In the same spirit, negative Silhouette values are too pejoratively considered in the cluster’s validity analysis (interpreted as clustering failures). Indeed, negative Silhouettes characterize patients who are, on average, closer to patients from another cluster than to the patients of their own cluster. Therefore, patients with a negative Silhouette may be informative of potential relationships between clusters, and should therefore be considered as potential additional information about disease history and phenotypic complexity, such as one cluster that is the natural evolution of another. Hence, it is recommended that an analysis of patients with negative Silhouettes be included in the workflow to better assess whether they are a reflection of “bad” clustering or the key to better understanding the disease.
What if the optimum number of clusters is the minimum of range K? In the case where the optimal number of clusters is the minimum of the range of K (as in our example in section 4), we recommend (if appropriate) that data scientists be testing for lower values of K to challenge the obtained optimum. Equally, if the optimum is obtained for K = 2, data scientists should test whether the dataset should be split into two clusters, using the Duda-Hart test that tests the null hypothesis of homogeneity in the whole dataset. This can be done using the same pamk() function by setting up the minimum of K to 1, or directly using the dudahart2() function (also in FPC R package). In any case, if the primary objective is to provide fine-grained knowledge of the study population, it will still be possible to provide results with the optimal K that was initially obtained, keeping in mind that the levels of inter-cluster separability and intra-cluster homogeneity are not really higher than those that would be obtained with a smaller number of clusters.
Using this workflow routinely The Qluster workflow is highly subject to automation for data scientists and companies that need a routine way to cluster clinical data.
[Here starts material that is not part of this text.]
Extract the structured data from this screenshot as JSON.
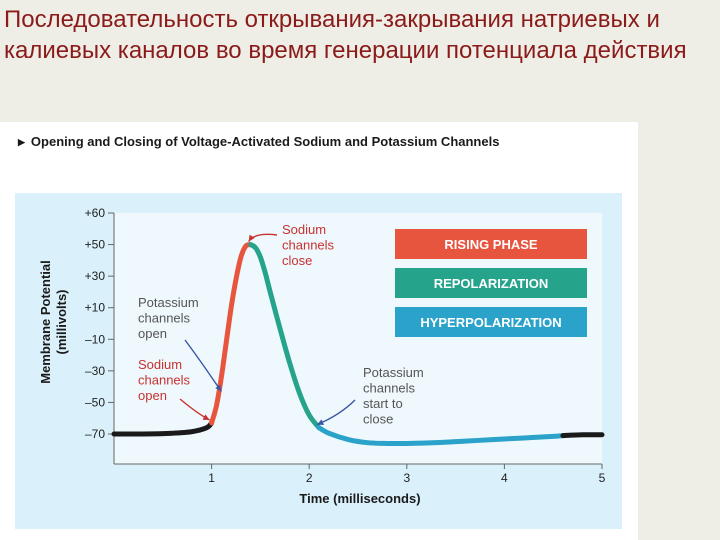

Indeed, data scientists may create a main function for applying this workflow, including by setting the nature of data (categorical/continuous/mixed), the volume (normal/large), and parameters related to each called function. It is worth mentioning, however, that the quality of the input data or the structure of the groups to be found are factors that may not allow the present workflow to identify relevant results every time. In this case, the data scientist can refer to the indications given above or, if necessary, consider an approach more adapted to his data.